I felt like the characters were very interesting. One of the things I don't like in media is authors having very smart characters, but having them being actually quite stupid. In this book, I think that the characters are very intelligent. It's not just that the author says they're intelligent, either. Here, you can see they're smart because of their actions and feel how smart they are by the way they talk. Occasionally, there are points of dialogue and various actions I don't agree with. However, the overall writing of these people was very good. I felt like sometimes, we engaged a little too much in Jonathan's thoughts, but I appreciated his input into the overall book and liked what he had to say about situations. Though, having said that, despite the characters being so interesting, I think that the book was a little bit too character driven and a little too much of the book focused on the people they met. The women Jonathan met seemed to be unending and he seemed to have special moments with every single one of them, which kind of got a little dull. I think the other problem is that we kept on getting references to a Marie-Hélène. She's made out to be his absolute love, that he compares every other woman to. Yet, actually 'meeting' her, I just found that she was a little lacking. Even with the scenes we shared with her and how much he comments he's in love with her during these scenes, I just don't think it was worth it. Despite all the mentions of Jonathan's great love for her, the scenes don't really convey the actuality of their love. I also felt like the last portion with her, when he goes back to her apartment, just seemed to be unnecessary. I just think it was the most disappointing anti-climax and only serves more questions, all of which were unanswered.

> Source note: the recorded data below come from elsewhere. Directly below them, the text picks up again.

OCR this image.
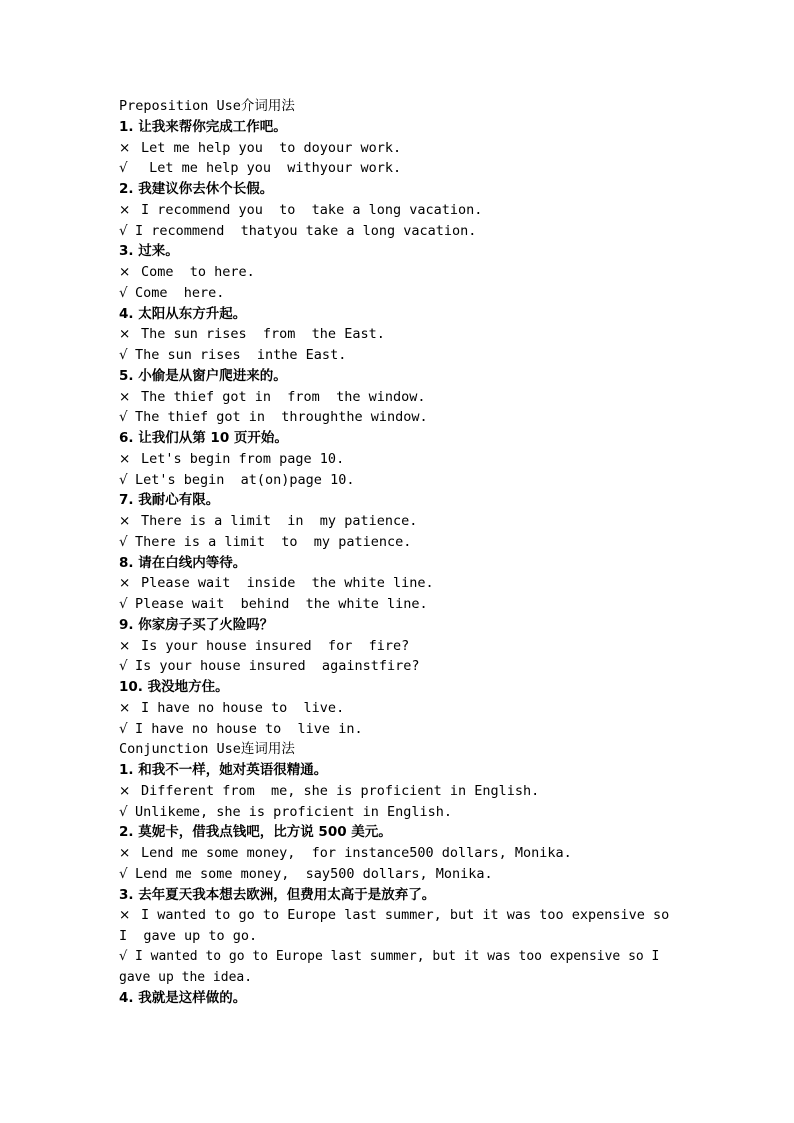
Preposition Use介词用法
1. 让我来帮你完成工作吧。
× Let me help you  to doyour work.
√ Let me help you  withyour work.
2. 我建议你去休个长假。
× I recommend you  to  take a long vacation.
√ I recommend  thatyou take a long vacation.
3. 过来。
× Come  to here.
√ Come  here.
4. 太阳从东方升起。
× The sun rises  from  the East.
√ The sun rises  inthe East.
5. 小偷是从窗户爬进来的。
× The thief got in  from  the window.
√ The thief got in  throughthe window.
6. 让我们从第 10 页开始。
× Let's begin from page 10.
√ Let's begin  at(on)page 10.
7. 我耐心有限。
× There is a limit  in  my patience.
√ There is a limit  to  my patience.
8. 请在白线内等待。
× Please wait  inside  the white line.
√ Please wait  behind  the white line.
9. 你家房子买了火险吗？
× Is your house insured  for  fire?
√ Is your house insured  againstfire?
10. 我没地方住。
× I have no house to  live.
√ I have no house to  live in.
Conjunction Use连词用法
1. 和我不一样，她对英语很精通。
× Different from  me, she is proficient in English.
√ Unlikeme, she is proficient in English.
2. 莫妮卡，借我点钱吧，比方说 500 美元。
× Lend me some money,  for instance500 dollars, Monika.
√ Lend me some money,  say500 dollars, Monika.
3. 去年夏天我本想去欧洲，但费用太高于是放弃了。
× I wanted to go to Europe last summer, but it was too expensive so I  gave up to go.
√ I wanted to go to Europe last summer, but it was too expensive so I  gave up the idea.
4. 我就是这样做的。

I wasn't quite sure to expect when I began reading the book. I just tried to keep my mind open and read it. In the beginning, it was a little bit bothersome to have it jumping around because it wasn't explained at first. It just sort of happened and I was left wondering whether there was something I missed, like a reason for the change in time period. It also wasn't particularly clear as to what was really going on; why they were going to Chicago, why they were pretending to be someone else, why there was this Secret Gospel business. They all became clearer later on in the book, but I wish it had been sooner as the overall beginning of the book seemed a little bit strange (about a quarter of the book in total, I would hazard a guest). In the end of the book, I think things got a little lost as well. It just seemed as if there weren't very good explanations for any of the mystery aspects. Much of it just seemed like the author decided to end it without a good explanation for a lot of the events. It was explained that it was just coincidence, for much of it, but it just kind of felt like an unintelligible end for what was actually a smart book. I don't really know how to explain it, but it's just that the entire plot was leading up to something super important and then the author writes it off as "just a coincidence" and doesn't finish a lot of the plot lines that were left open. I was also kind of disappointed with the ending between Jonathan and Moira. Though I appreciated that the author was aiming for something kind of unexpected, I'm not entirely sure that it worked for the book. Being that I'm not very religious, I kind of feel as if I was missing out on some jokes, references and important bits to the plot. The same for not being lingual, other than English. The book uses a lot of French with varying references to other languages as well. I think that some of those portions were a little lost on me. However, I did think that (from the little I know about either religion and other languages), I felt those aspects were very well used and others would certainly appreciate the humour and relevance to those portions.
Overall, I'm quite impressed with the novel. I think the author writes characters very well. Though I think he also needs to exercise a little restraint by not having too many; a lot of them just get lost and it muddles the book a bit. I thought that the plot was really interesting and I enjoyed the mysterious occurrences. However, I didn't appreciate the ending to any of them. I think the thing I liked most about it is that it was completely new to me and I've never read anything quite like it, and the fact that each element was quite intriguing. It's clear that the author has worked hard with character development, research into each element of the book and the outlook the narrator has onto the entirety. It's not a perfect book, but I think it's pretty good for a first novel. It won't be to the taste of everyone, but I liked it. Four stars.